MANOKWARI, PAPUAKIT.COM—Ketua Dewan Adat Papua Wilayah III versi Mananwir Paul Vincen Mayor menilai, polemik antara Majelis Rakyat Papua Provinsi Papua Barat (MRPB) dengan DPR Papua Barat (DPRPB) terkait Perdasus pengangkatan anggota DPRPB melalui jalur otonomi khusus harus dilihat dengan baik.
Kata Paul Mayor, syarat pendidikan yang diatur di dalam perdasus keanggotaan DPRPB jalur otsus adalah bentuk diskiriminasi. Ia membandingkan hal tersebut dengan ketentuan bagi calon anggota DRP dari jalur parpol, dimana tidak membatasi kualifikasi pendidikan.
“Lantas mengapa aturan itu berlaku bagi anak Papua,” ujar Paul Mayor kepada wartawan saat mengelar jumpa pers, Senin (8/4/2019).
Menurut Paul Mayor, informasi yang ia peroleh bahwa perdasus yang menjadi polemik ini, kini masih dalam proses penomoran oleh kementrian dalam negeri.
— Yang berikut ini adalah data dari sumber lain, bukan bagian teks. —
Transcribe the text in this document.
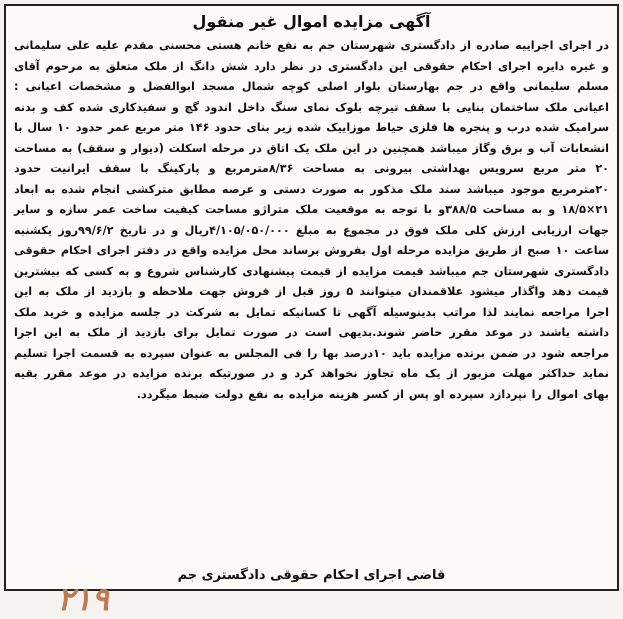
آگهی مزایده اموال غیر منقول
در اجرای اجراییه صادره از دادگستری شهرستان جم به نفع خانم هستی محسنی مقدم علیه علی سلیمانی و غیره دایره اجرای احکام حقوقی این دادگستری در نظر دارد شش دانگ از ملک متعلق به مرحوم آقای مسلم سلیمانی واقع در جم بهارستان بلوار اصلی کوچه شمال مسجد ابوالفضل و مشخصات اعیانی : اعیانی ملک ساختمان بنایی با سقف تیرچه بلوک نمای سنگ داخل اندود گچ و سفیدکاری شده کف و بدنه سرامیک شده درب و پنجره ها فلزی حیاط موزاییک شده زیر بنای حدود ۱۴۶ متر مربع عمر حدود ۱۰ سال با انشعابات آب و برق وگاز میباشد همچنین در این ملک یک اتاق در مرحله اسکلت (دیوار و سقف) به مساحت ۲۰ متر مربع سرویس بهداشتی بیرونی به مساحت ۸/۳۶مترمربع و پارکینگ با سقف ایرانیت حدود ۲۰مترمربع موجود میباشد سند ملک مذکور به صورت دستی و عرصه مطابق مترکشی انجام شده به ابعاد ۲۱×۱۸/۵ و به مساحت ۳۸۸/۵و با توجه به موقعیت ملک متراژو مساحت کیفیت ساخت عمر سازه و سایر جهات ارزیابی ارزش کلی ملک فوق در مجموع به مبلغ ۴/۱۰۵/۰۵۰/۰۰۰ریال و در تاریخ ۹۹/۶/۲روز یکشنبه ساعت ۱۰ صبح از طریق مزایده مرحله اول بفروش برساند محل مزایده واقع در دفتر اجرای احکام حقوقی دادگستری شهرستان جم میباشد قیمت مزایده از قیمت پیشنهادی کارشناس شروع و به کسی که بیشترین قیمت دهد واگذار میشود علاقمندان میتوانند ۵ روز قبل از فروش جهت ملاحظه و بازدید از ملک به این اجرا مراجعه نمایند لذا مراتب بدینوسیله آگهی تا کسانیکه تمایل به شرکت در جلسه مزایده و خرید ملک داشته باشند در موعد مقرر حاضر شوند.بدیهی است در صورت تمایل برای بازدید از ملک به این اجرا مراجعه شود در ضمن برنده مزایده باید ۱۰درصد بها را فی المجلس به عنوان سپرده به قسمت اجرا تسلیم نماید حداکثر مهلت مزبور از یک ماه تجاوز نخواهد کرد و در صورتیکه برنده مزایده در موعد مقرر بقیه بهای اموال را نپردازد سپرده او پس از کسر هزینه مزایده به نفع دولت ضبط میگردد.
قاضی اجرای احکام حقوقی دادگستری جم
۲۱۹
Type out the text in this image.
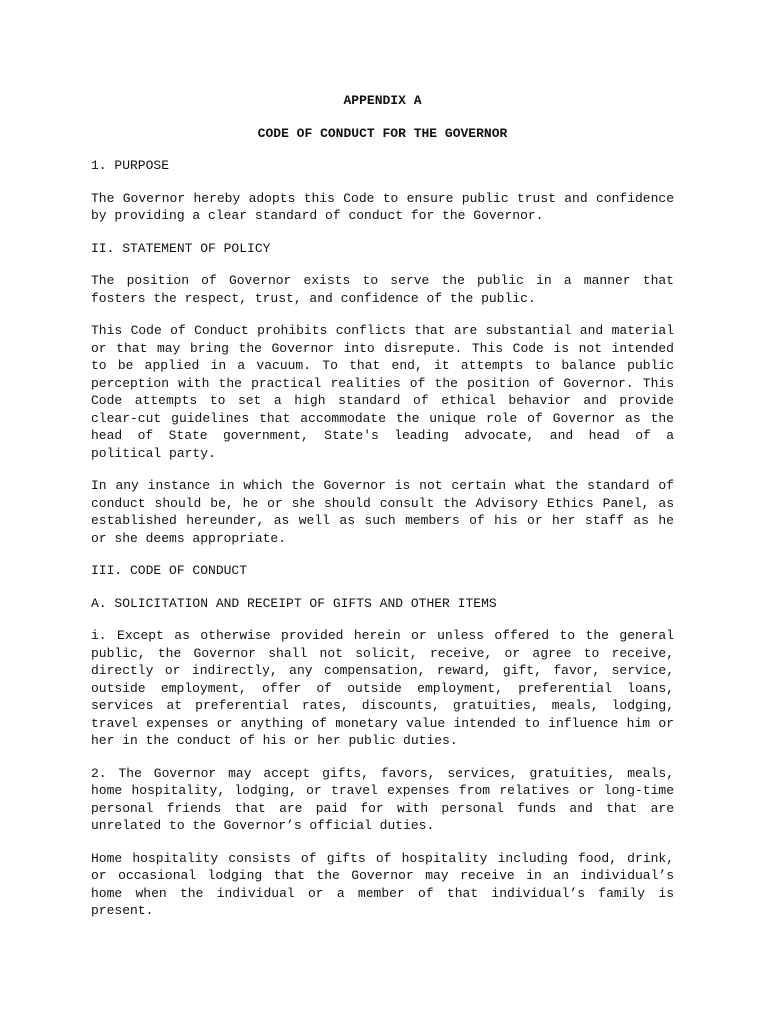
APPENDIX A

CODE OF CONDUCT FOR THE GOVERNOR

1. PURPOSE

The Governor hereby adopts this Code to ensure public trust and confidence by providing a clear standard of conduct for the Governor.

II. STATEMENT OF POLICY

The position of Governor exists to serve the public in a manner that fosters the respect, trust, and confidence of the public.

This Code of Conduct prohibits conflicts that are substantial and material or that may bring the Governor into disrepute. This Code is not intended to be applied in a vacuum. To that end, it attempts to balance public perception with the practical realities of the position of Governor. This Code attempts to set a high standard of ethical behavior and provide clear-cut guidelines that accommodate the unique role of Governor as the head of State government, State's leading advocate, and head of a political party.

In any instance in which the Governor is not certain what the standard of conduct should be, he or she should consult the Advisory Ethics Panel, as established hereunder, as well as such members of his or her staff as he or she deems appropriate.

III. CODE OF CONDUCT

A. SOLICITATION AND RECEIPT OF GIFTS AND OTHER ITEMS

i. Except as otherwise provided herein or unless offered to the general public, the Governor shall not solicit, receive, or agree to receive, directly or indirectly, any compensation, reward, gift, favor, service, outside employment, offer of outside employment, preferential loans, services at preferential rates, discounts, gratuities, meals, lodging, travel expenses or anything of monetary value intended to influence him or her in the conduct of his or her public duties.

2. The Governor may accept gifts, favors, services, gratuities, meals, home hospitality, lodging, or travel expenses from relatives or long-time personal friends that are paid for with personal funds and that are unrelated to the Governor’s official duties.

Home hospitality consists of gifts of hospitality including food, drink, or occasional lodging that the Governor may receive in an individual’s home when the individual or a member of that individual’s family is present.
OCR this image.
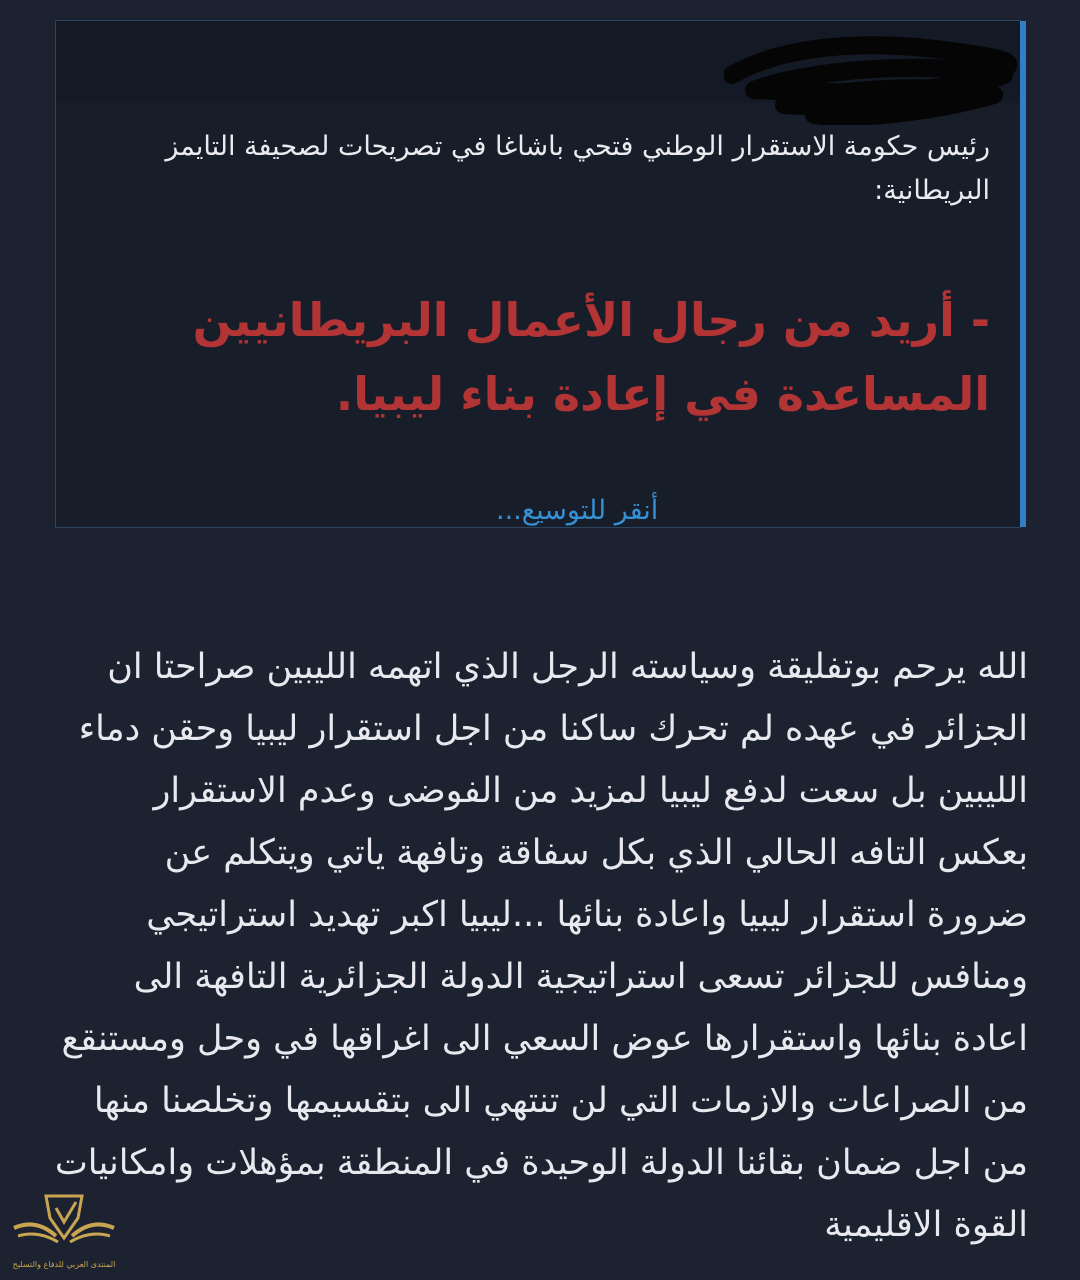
رئيس حكومة الاستقرار الوطني فتحي باشاغا في تصريحات لصحيفة التايمز البريطانية:
- أريد من رجال الأعمال البريطانيين المساعدة في إعادة بناء ليبيا.
أنقر للتوسيع...
الله يرحم بوتفليقة وسياسته الرجل الذي اتهمه الليبين صراحتا ان الجزائر في عهده لم تحرك ساكنا من اجل استقرار ليبيا وحقن دماء الليبين بل سعت لدفع ليبيا لمزيد من الفوضى وعدم الاستقرار بعكس التافه الحالي الذي بكل سفاقة وتافهة ياتي ويتكلم عن ضرورة استقرار ليبيا واعادة بنائها ...ليبيا اكبر تهديد استراتيجي ومنافس للجزائر تسعى استراتيجية الدولة الجزائرية التافهة الى اعادة بنائها واستقرارها عوض السعي الى اغراقها في وحل ومستنقع من الصراعات والازمات التي لن تنتهي الى بتقسيمها وتخلصنا منها من اجل ضمان بقائنا الدولة الوحيدة في المنطقة بمؤهلات وامكانيات القوة الاقليمية
المنتدى العربي للدفاع والتسليح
Ditegaskannya, perseteruan antara MRPB dan DPRPB menunjukan, bahwa kedua lembaga ini tidak menghormati masyarakat adat.
Kepala Suku Maybrat Marthen Nauw menegaskan, langkah DPRPB dengan menetapkan dan mengesahkan Perdasus Keanggotan DPR Papua Barat Melalui Mekanisme Pemilihan Dalam Rangka Kerangka Otonomi Khusus, dimana salah satu poin terkait syarat pendidikan, ini merupakan upaya untuk membatasi kesempatan bagi anak Papua lain.
“Orang papua ini banyak jadi tidak ada anggota DPR jalur otsus yang abadi semua punya hak yang sama. Lantas mengapa (oknum) DPRPB otsus yang tidak memiliki wilayah adat yang jelas datang dan kemudian duduk buat aturan sesuai dengan keinginan sendiri,” tunding Marthen Nauw.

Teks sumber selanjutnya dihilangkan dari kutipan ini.